O que ninguém sabe, são os motivos que colocaram eles ali, na sinaleira. Batalham dia a dia para conseguir colocar o pão na mesa. O Grupo Repercussão acompanhou um pouco deste trabalho e conversou com dois vendedores, Márcio Oliveira, 43 anos, e Leandro Alves, também 43, que trazem consigo histórias que servem de inspiração, tamanha a luta diária para conseguir o sustento. Eles não pedem doação; comercializam rapadura e panos de pratos, respectivamente. “É um trabalho digno como todos os demais. Estamos na sinaleira trabalhando honestamente”, destaca Márcio, que reside em Sapiranga.

 

Após grave acidente, mecânico deixou profissão e foi para a sinaleira para sobreviver

Em meados de 2005, Leandro Alves, de Canoas, sofreu um acidente de trânsito e quase sofreu amputação da perna direita. Foram cerca de nove meses de internação e cinco cirurgias. A lesão foi tão grave que Leandro perdeu parte dos movimentos abaixo do joelho, assim como parte dos dedos. Na época do acidente, ele trabalhava como mecânico montador industrial de uma grande empresa, hoje vive da venda de rapaduras nas sinaleiras de Sapiranga. “Chego pela manhã e fico até 13h30, horário que tem o ônibus para voltar para casa. Apoiado em duas muletas, Leandro está há cerca de um ano nas sinaleiras de Sapiranga. “A vida não é fácil, mas não há outra alternativa”.

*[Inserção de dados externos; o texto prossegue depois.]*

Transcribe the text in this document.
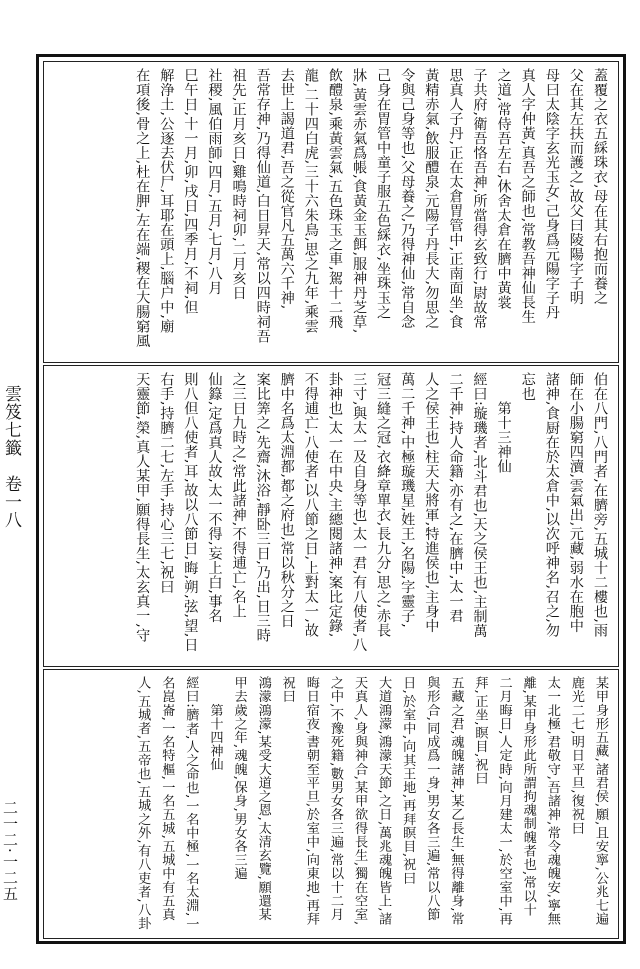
雲笈七籤　卷一八
二一二·一二五
蓋覆之衣五綵珠衣,母在其右抱而養之
父在其左扶而護之,故父曰陵陽字子明
母曰太陰字玄光玉女,己身爲元陽字子丹
真人字仲黃,真吾之師也,常教吾神仙長生
之道,常侍吾左右,休舍太倉在臍中黃裳
子共府,衛吾恪吾神,所當得玄致行,尉故常
思真人子丹,正在太倉胃管中,正南面坐,食
黃精赤氣,飲服醴泉,元陽子丹長大,勿思之
令與己身等也,父母養之,乃得神仙,常自念
己身在胃管中童子服五色綵衣,坐珠玉之
牀,黃雲赤氣爲帳,食黃金玉餌,服神丹芝草,
飲醴泉,乘黃雲氣,五色珠玉之車,駕十二飛
龍,二十四白虎,三十六朱鳥,思之九年,乘雲
去世上謁道君,吾之從官凡五萬六千神,
吾常存神,乃得仙道,白日昇天,常以四時祠吾
祖先,正月亥日,雞鳴時祠卯,二月亥日
社稷,風伯雨師,四月,五月,七月,八月
巳午日,十一月,卯,戌日,四季月,不祠,但
解浄土,公逐去伏尸,耳耶在頭上,腦户中,廟
在項後,骨之上,杜在胛,左在端,稷在大腸窮風
伯在八門,八門者,在臍旁,五城十二樓也,雨
師在小腸窮四瀆,雲氣出,元藏,弱水在胞中
諸神,食厨在於太倉中,以次呼神名,召之,勿
忘也
　　第十三神仙
經曰:璇璣者,北斗君也,天之侯王也,主制萬
二千神,持人命籍,亦有之,在臍中,太一君
人之侯王也,柱天大將軍,特進侯也,主身中
萬二千神,中極璇璣星,姓王,名陽,字靈子,
冠三縫之冠,衣絳章單衣,長九分,思之,赤長
三寸,與太一及自身等也,太一君,有八使者,八
卦神也,太一在中央,主總閱諸神,案比定錄,
不得逋亡,八使者,以八節之日,上對太一,故
臍中名爲太淵都,都之府也,常以秋分之日
案比筭之,先齋,沐浴,靜卧三日,乃出,日三時
之三日九時之,常此諸神,不得逋亡,名上
仙籙,定爲真人故,太一不得,妄上白,事名
則八但八使者,耳,故以八節日,晦,朔,弦,望,日
右手,持臍二七,左手,持心三七,祝曰
天靈節,榮,真人某甲,願得長生,太玄真一,守
某甲身形五藏,諸君侯,願,且安寧,公兆七遍
鹿光二七,明日平旦,復祝曰
太一北極,君敬守,吾諸神,常令魂魄安,寧無
離,某甲身形此所謂拘魂制魄者也,常以十
二月晦日,人定時,向月建太一,於空室中,再
拜,正坐,瞑目,祝曰
五藏之君,魂魄諸神,某乙長生,無得離身,常
與形合,同成爲一身,男女各三遍,常以八節
日,於室中,向其王地,再拜瞑目,祝曰
大道鴻濛,鴻濛天節,之日,萬兆魂魄皆上,諸
天真人,身與神合,某甲欲得長生,獨在空室,
之中,不豫死籍,數男女各三遍,常以十二月
晦日宿夜,書朝至平旦,於室中,向東地,再拜
祝曰
鴻濛鴻濛,某受大道之恩,太清玄覽,願還某
甲去歲之年,魂魄,保身,男女各三遍
　　第十四神仙
經曰:臍者,人之命也,一名中極,一名太淵,一
名崑崙,一名特樞,一名五城,五城中有五真
人,五城者,五帝也,五城之外,有八吏者,八卦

“Este é um trabalho que merece ser valorizado; tenho orgulho”

Diferente da maioria, que optam pelo trabalho na sinaleira por não conseguir emprego de carteira assinada, Márcio é o oposto. Por muitos anos, trabalhou em empresa calçadista. No entanto, após grave crise do setor, perdeu a vaga. Com isso, passou a buscar alternativas e descobriu na venda de sinaleira um novo emprego e melhor qualidade de vida. “Decidi fazer isso e estou feliz. Existem dias difíceis, mas no geral, compensa. Quando chove, não posso trabalhar. Mas, por outro lado, faço meu horário, trabalho com liberdade, sem ficar somente dentro de um ambiente fechado e minha renda é quase a mesma”, disse ele, reforçando que agora também consegue ter mais tempo para ficar com a esposa Cristiane e Márcio e Laura. “Sempre brinco que não irei enriquecer trabalhando, então preciso optar por algo em que eu consiga sustentar minha família e ter uma vida saudável. Não adianta trabalhar mais de nove horas em um dia, como fiz por várias vezes, mas depois não ter saúde. As pessoas têm um pouco de preconceito, elas acham que quem está na sinaleira é porque está pedindo; costumam sentir pena. Este trabalho que merece ser valorizado”.